We asked whether we could make our own sandwiches and were dissuaded from the idea. So instead we bought a loaf of their lovely rye bread and three cartons of their most autumnal “salads” and took them back to the office to experiment.
Aubergine marinated in miso, mirin and soy and sprinkled with sesame seeds and spring onions made a very original filling for a sandwich. The aubergine was soft, salty and exotic. But it had a life of it’s own as it splurged out of the side as if suggesting it might be better if it was sandwiched between some less crumbly bread.
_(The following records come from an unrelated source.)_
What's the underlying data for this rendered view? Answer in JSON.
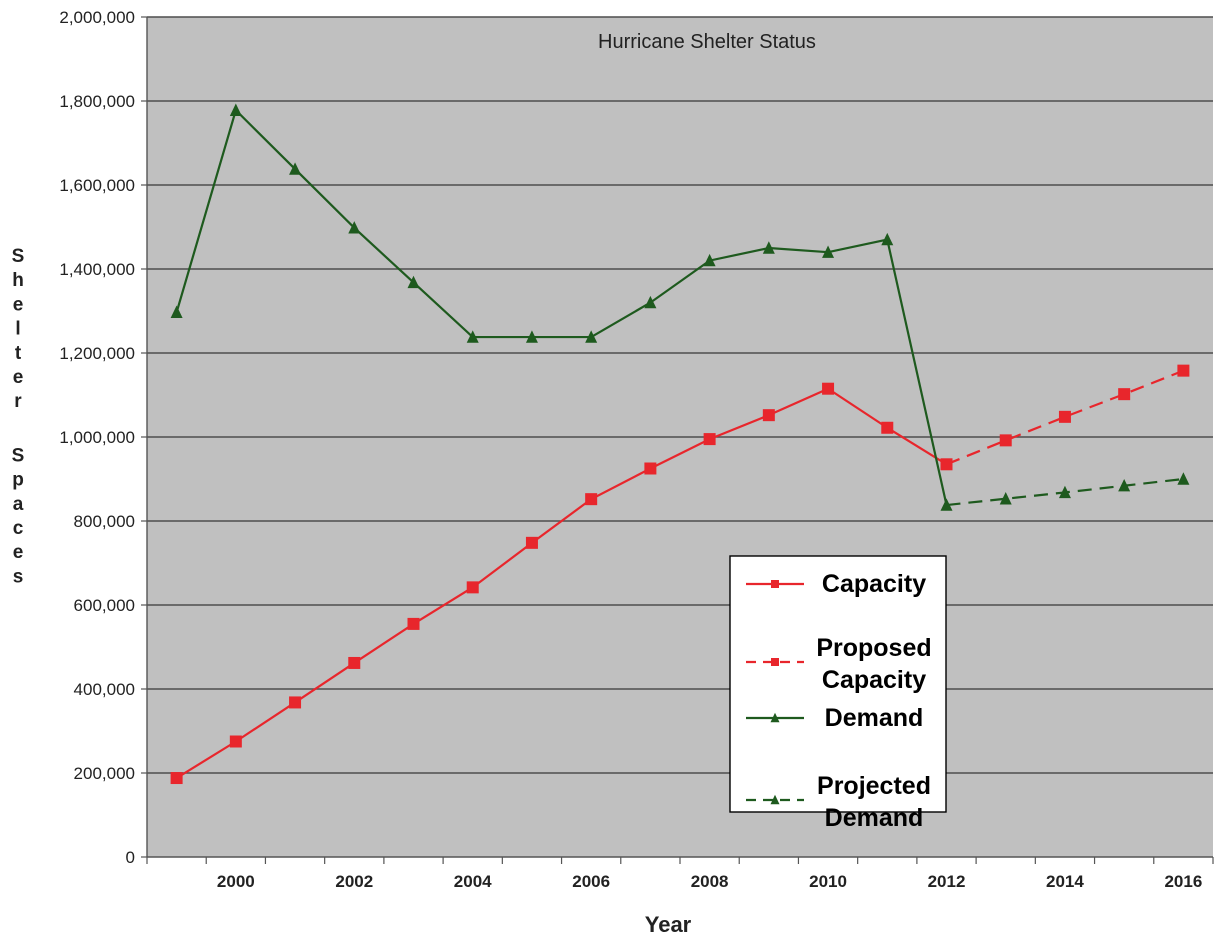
{
  "chart_data": {
    "type": "line",
    "title": "Hurricane Shelter Status",
    "xlabel": "Year",
    "ylabel": "Shelter Spaces",
    "ylabel_words": [
      "Shelter",
      "Spaces"
    ],
    "xlim": [
      1998.5,
      2016.5
    ],
    "ylim": [
      0,
      2000000
    ],
    "x_ticks": [
      2000,
      2002,
      2004,
      2006,
      2008,
      2010,
      2012,
      2014,
      2016
    ],
    "x_tick_labels": [
      "2000",
      "2002",
      "2004",
      "2006",
      "2008",
      "2010",
      "2012",
      "2014",
      "2016"
    ],
    "y_ticks": [
      0,
      200000,
      400000,
      600000,
      800000,
      1000000,
      1200000,
      1400000,
      1600000,
      1800000,
      2000000
    ],
    "y_tick_labels": [
      "0",
      "200,000",
      "400,000",
      "600,000",
      "800,000",
      "1,000,000",
      "1,200,000",
      "1,400,000",
      "1,600,000",
      "1,800,000",
      "2,000,000"
    ],
    "grid": true,
    "legend_position": "lower-right",
    "plot_background": "#c0c0c0",
    "series": [
      {
        "name": "Capacity",
        "color": "#e8262c",
        "dash": "solid",
        "marker": "square",
        "x": [
          1999,
          2000,
          2001,
          2002,
          2003,
          2004,
          2005,
          2006,
          2007,
          2008,
          2009,
          2010,
          2011,
          2012
        ],
        "y": [
          188000,
          275000,
          368000,
          462000,
          555000,
          642000,
          748000,
          852000,
          925000,
          995000,
          1052000,
          1115000,
          1022000,
          935000
        ]
      },
      {
        "name": "Proposed Capacity",
        "legend_lines": [
          "Proposed",
          "Capacity"
        ],
        "color": "#e8262c",
        "dash": "dashed",
        "marker": "square",
        "x": [
          2012,
          2013,
          2014,
          2015,
          2016
        ],
        "y": [
          935000,
          992000,
          1048000,
          1102000,
          1158000
        ]
      },
      {
        "name": "Demand",
        "color": "#1e5a1e",
        "dash": "solid",
        "marker": "triangle",
        "x": [
          1999,
          2000,
          2001,
          2002,
          2003,
          2004,
          2005,
          2006,
          2007,
          2008,
          2009,
          2010,
          2011,
          2012
        ],
        "y": [
          1297000,
          1778000,
          1638000,
          1498000,
          1368000,
          1238000,
          1238000,
          1238000,
          1320000,
          1420000,
          1450000,
          1440000,
          1470000,
          838000
        ]
      },
      {
        "name": "Projected Demand",
        "legend_lines": [
          "Projected",
          "Demand"
        ],
        "color": "#1e5a1e",
        "dash": "dashed",
        "marker": "triangle",
        "x": [
          2012,
          2013,
          2014,
          2015,
          2016
        ],
        "y": [
          838000,
          853000,
          868000,
          884000,
          900000
        ]
      }
    ]
  }
}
We’ve also got a hunch it could do with some crunch.
A filling of mushrooms, sun dried tomatoes and basil was inspired as well. The collection of mushrooms, both wild and tame, was deep and autumnal. The sun dried tomato added a much needed reminder of what summer was like. Again the filling was great but the bread was unsuitable.
The highlight was roasted butternut squash with cinnamon, tangy yoghurt and chilli. It was a revelation. If someone can find a more “Octobery” sandwich than this please let us know.
We also tried out their pre-made pesto chicken sandwich which was very good, but predictable. It highlighted the fact that ciabatta rolls are far better for gungy sandwich fillings than rye bread.
So we’d recommend you pay Ottolenghi a visit. Simply buy a ciabatta roll and a box of whichever salads take your fancy and make your own sandwich back at your office. In our minds you’ll struggle to find a more original sandwich in London.
There are four Ottolenghi sites around London - in Islington, Notting Hill, Belgravia and Kensington. Have a look at their website for more details.